When Local Production Is Not the Answer

Roger Bate | 02 Sep 2009
Africa's poor people lack access to essential medicines. Distributional failures, inadequate patient education, and healthcare facilities are key causes, but the relatively high price of drugs also plays its part. The international community has influenced prices by pressuring innovator drug companies to lower them, and encouraging generic competition by weakening international patent enforcement. As a result, the cost of public sector drugs to treat high profile diseases, such as HIV and malaria, has fallen. But except for the fortunate few million who receive donated drugs, hundreds of millions still cannot afford market prices.

In keeping with past efforts, the German government and other countries' aid agencies are promoting local production of pharmaceuticals. Their hope is that local production will increase supply, lower price, and increase access. But no serious cost benefit analysis has been done to determine the efficacy of such a policy. New research suggests that this is just another case of hope triumphing over experience.

With the exception of countries such as India, South Africa, and perhaps Nigeria, most developing countries do not have the local conditions necessary to handle drug production. For example, India has an educated workforce, a sizable local market, cheap energy, and necessary raw materials, making it a rarity in developing countries. This is not to say that other African nations cannot be home to quality drug producers, but it does make it less likely.

Having a drug industry is often a source of national pride, as well as a political opportunity, even if it is uneconomic and produces poor quality drugs. The African Union, a political grouping of African leaders, says in its document "Health Strategy for 2007-2015" that "member states need to embark on local production of pharmaceuticals and other health commodities." Many African nations have taken this policy to heart and have companies making drugs for the local market. Some firms are even owned by political figures. It is expected, at least within these countries, that politically connected companies will win contracts to supply drugs. But if such firms are favored and they produce drugs of low quality with high prices, then access to good quality drugs actually diminishes.

Uganda is a microcosm of problems on the rest of the continent. Quality Chemicals Industries Limited (QCIL) is a US$38 million joint venture between Ugandan businessmen, the Ugandan government, and the Indian pharmaceutical company Cipla. QCIL aims to produce a leading antimalarial and seven different HIV drugs. Production was due to start last year, but as of my February visit nothing was coming off the single production line.

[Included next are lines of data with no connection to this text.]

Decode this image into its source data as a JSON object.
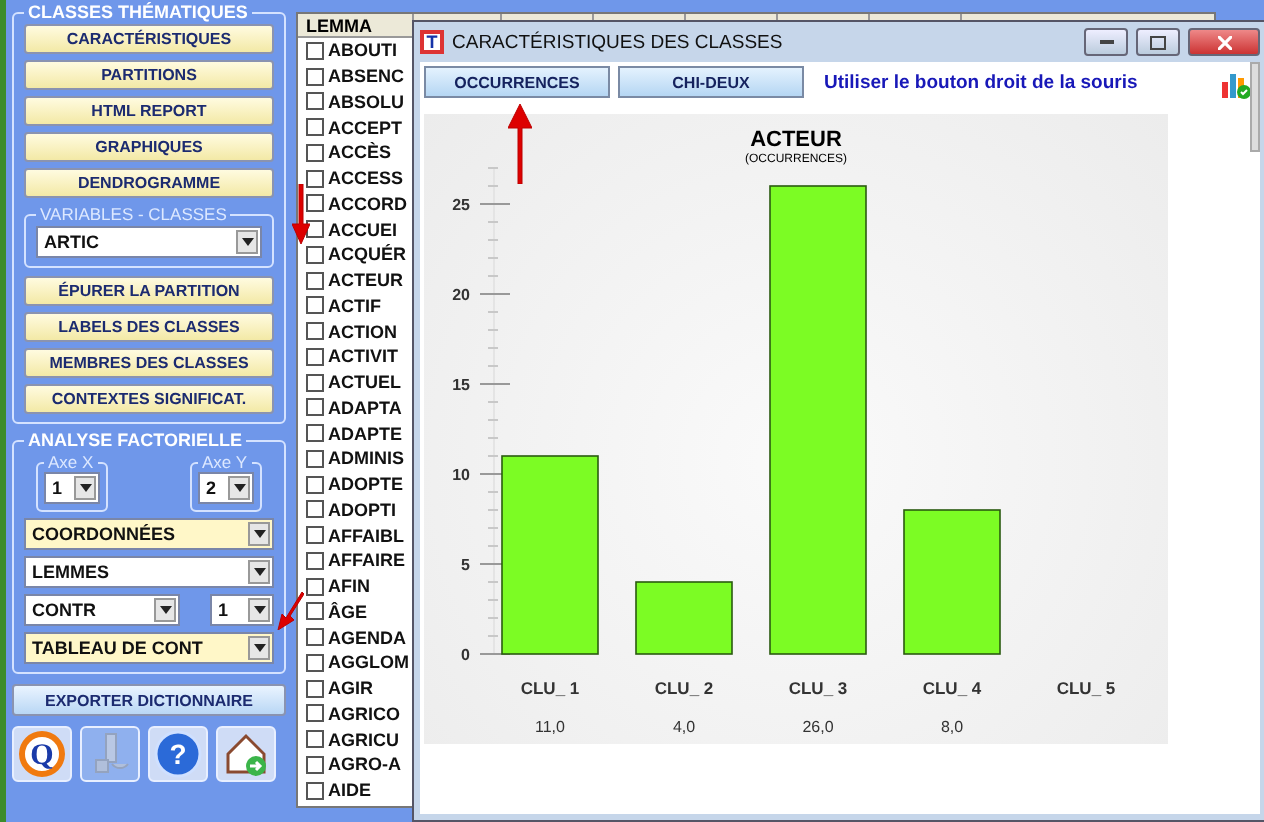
{
  "left_panel": {
    "thematic_group": {
      "legend": "CLASSES THÉMATIQUES",
      "buttons": [
        "CARACTÉRISTIQUES",
        "PARTITIONS",
        "HTML REPORT",
        "GRAPHIQUES",
        "DENDROGRAMME"
      ],
      "variables": {
        "legend": "VARIABLES - CLASSES",
        "value": "ARTIC"
      },
      "buttons_2": [
        "ÉPURER LA PARTITION",
        "LABELS DES CLASSES",
        "MEMBRES DES CLASSES",
        "CONTEXTES SIGNIFICAT."
      ]
    },
    "factorial_group": {
      "legend": "ANALYSE FACTORIELLE",
      "axis_x": {
        "legend": "Axe X",
        "value": "1"
      },
      "axis_y": {
        "legend": "Axe Y",
        "value": "2"
      },
      "selects": [
        {
          "value": "COORDONNÉES",
          "highlighted": true
        },
        {
          "value": "LEMMES",
          "highlighted": false
        }
      ],
      "contr": {
        "value": "CONTR"
      },
      "contr_num": {
        "value": "1"
      },
      "table_select": {
        "value": "TABLEAU DE CONT",
        "highlighted": true
      }
    },
    "export_button": "EXPORTER DICTIONNAIRE",
    "tool_buttons": [
      {
        "kind": "logo",
        "label": "Q",
        "disabled": false
      },
      {
        "kind": "lever",
        "disabled": true
      },
      {
        "kind": "help",
        "label": "?",
        "disabled": false
      },
      {
        "kind": "home",
        "disabled": false
      }
    ]
  },
  "lemma_list": {
    "header": "LEMMA",
    "items": [
      {
        "label": "ABOUTI",
        "checked": false
      },
      {
        "label": "ABSENC",
        "checked": false
      },
      {
        "label": "ABSOLU",
        "checked": false
      },
      {
        "label": "ACCEPT",
        "checked": false
      },
      {
        "label": "ACCÈS",
        "checked": false
      },
      {
        "label": "ACCESS",
        "checked": false
      },
      {
        "label": "ACCORD",
        "checked": false
      },
      {
        "label": "ACCUEI",
        "checked": false
      },
      {
        "label": "ACQUÉR",
        "checked": false
      },
      {
        "label": "ACTEUR",
        "checked": false
      },
      {
        "label": "ACTIF",
        "checked": false
      },
      {
        "label": "ACTION",
        "checked": false
      },
      {
        "label": "ACTIVIT",
        "checked": false
      },
      {
        "label": "ACTUEL",
        "checked": false
      },
      {
        "label": "ADAPTA",
        "checked": false
      },
      {
        "label": "ADAPTE",
        "checked": false
      },
      {
        "label": "ADMINIS",
        "checked": false
      },
      {
        "label": "ADOPTE",
        "checked": false
      },
      {
        "label": "ADOPTI",
        "checked": false
      },
      {
        "label": "AFFAIBL",
        "checked": false
      },
      {
        "label": "AFFAIRE",
        "checked": false
      },
      {
        "label": "AFIN",
        "checked": false
      },
      {
        "label": "ÂGE",
        "checked": false
      },
      {
        "label": "AGENDA",
        "checked": false
      },
      {
        "label": "AGGLOM",
        "checked": false
      },
      {
        "label": "AGIR",
        "checked": false
      },
      {
        "label": "AGRICO",
        "checked": false
      },
      {
        "label": "AGRICU",
        "checked": false
      },
      {
        "label": "AGRO-A",
        "checked": false
      },
      {
        "label": "AIDE",
        "checked": false
      }
    ]
  },
  "dialog": {
    "title": "CARACTÉRISTIQUES DES CLASSES",
    "icon_letter": "T",
    "buttons": [
      "OCCURRENCES",
      "CHI-DEUX"
    ],
    "hint": "Utiliser le bouton droit de la souris",
    "chart_data": {
      "type": "bar",
      "title": "ACTEUR",
      "categories": [
        "CLU_ 1",
        "CLU_ 2",
        "CLU_ 3",
        "CLU_ 4",
        "CLU_ 5"
      ],
      "series": [
        {
          "name": "(OCCURRENCES)",
          "color": "#7cfc24",
          "values": [
            11,
            4,
            26,
            8,
            null
          ]
        }
      ],
      "ylim": [
        0,
        27
      ],
      "yticks": [
        0,
        5,
        10,
        15,
        20,
        25
      ],
      "value_labels": [
        "11,0",
        "4,0",
        "26,0",
        "8,0",
        null
      ]
    }
  }
}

The Ugandan government owns 22 percent of the business and has invested well over $10 million, yet a Ugandan treasury official told me that the government had conducted no economic evaluation of its investment. Perhaps analysis was not done because it would have concluded that precious government funds earmarked for health should not have been spent on a speculative production venture.

The Ugandan private market size is too small for QCIL to benefit from economies of scale, which means its prices are likely to be high. What's more, since it does not have plant or product certification from the U.S. Food and Drug Administration or the World Health Organization, it cannot take part in business deals using funds from the U.S. government, the Global Fund, or most other major donors—and the donor market makes up about 70 percent of Uganda's total market. It is also not likely to be able to sell its products in neighboring countries, many of which also have inefficient producers, similarly struggling to stay in business.

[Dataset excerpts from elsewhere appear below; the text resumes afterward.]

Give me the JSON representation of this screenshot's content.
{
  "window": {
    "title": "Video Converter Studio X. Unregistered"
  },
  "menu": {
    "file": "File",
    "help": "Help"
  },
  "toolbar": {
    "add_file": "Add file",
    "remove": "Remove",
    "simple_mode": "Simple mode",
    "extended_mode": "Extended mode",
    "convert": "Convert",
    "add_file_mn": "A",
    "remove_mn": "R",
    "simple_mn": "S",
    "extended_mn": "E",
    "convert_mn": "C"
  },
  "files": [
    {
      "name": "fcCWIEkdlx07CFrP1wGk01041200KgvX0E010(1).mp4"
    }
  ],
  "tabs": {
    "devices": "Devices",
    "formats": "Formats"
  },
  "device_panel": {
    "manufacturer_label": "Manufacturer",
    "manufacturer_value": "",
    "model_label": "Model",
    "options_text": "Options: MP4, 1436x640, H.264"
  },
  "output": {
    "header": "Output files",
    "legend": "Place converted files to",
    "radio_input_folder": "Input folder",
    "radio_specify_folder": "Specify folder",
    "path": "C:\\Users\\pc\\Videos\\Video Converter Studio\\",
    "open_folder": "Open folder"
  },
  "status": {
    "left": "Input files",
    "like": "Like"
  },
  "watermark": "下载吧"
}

QCIL will probably overcome production-line problems, and will become more efficient as it learns from its key investor partner, Cipla, but it may never overcome cost disadvantages, especially with so many drugs donated or offered at very low prices from innovators and Indian competitors. As a result, QCIL cannot compete and probably never will. It has asked one of its own investors, the Ugandan government, to help it survive. QCIL wants a 15 percent tariff against cheaper, quality-assured foreign drugs. And QCIL is not alone; the rest of the industry in Uganda wants protection, for the same reasons as QCIL, as do producers in Ghana, Kenya, Tanzania, Nigeria, and the rest of the continent. Tanzania has put in place a 10 percent tariff on drug imports.

Of course, businesses everywhere often make protectionist calls, the United States and European Union are no exception. But rarely are such calls so diametrically opposed to good health.

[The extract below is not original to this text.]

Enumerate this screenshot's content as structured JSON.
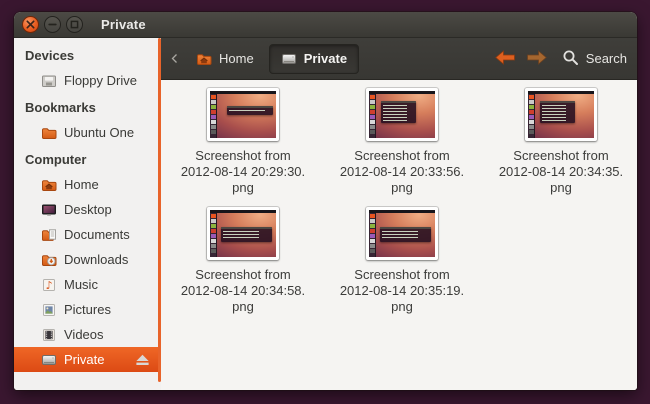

As long as donors stick to the critical demand that drugs be of proven good quality, the local firms will not be able to break into donor-funded markets. However, if their lobbying is successful, the supply of good foreign products to the private markets, which serve the majority of Africans, will likely be reduced, and the remaining prices of inferior drugs will increase. Lobbying is already having an effect in Uganda. A few weeks ago, when many clinics had run out of antiretrovirals, the ministry of health diverted US$15 million, earmarked for purchasing antiretrovirals, to support QCIL and pay health workers. The Danish aid agency DANIDA is asking for an investigation of this unauthorized diversion of funds.

The donor community must take its share of the blame for focusing on drug price as the only important barrier to access and effectively ignoring other, greater problems. The Ugandan Public Expenditures Review highlights the seriousness of distribution and delivery problems; it recently reported that 93 percent of the drugs procured by the National Medical Stores (the government body in charge of procurement and distribution) did not reach their intended recipients. This is an awful state of affairs, and something donors could help address.

In the meantime, the donor community indirectly and African governments directly are undermining drug quality through their push for local production.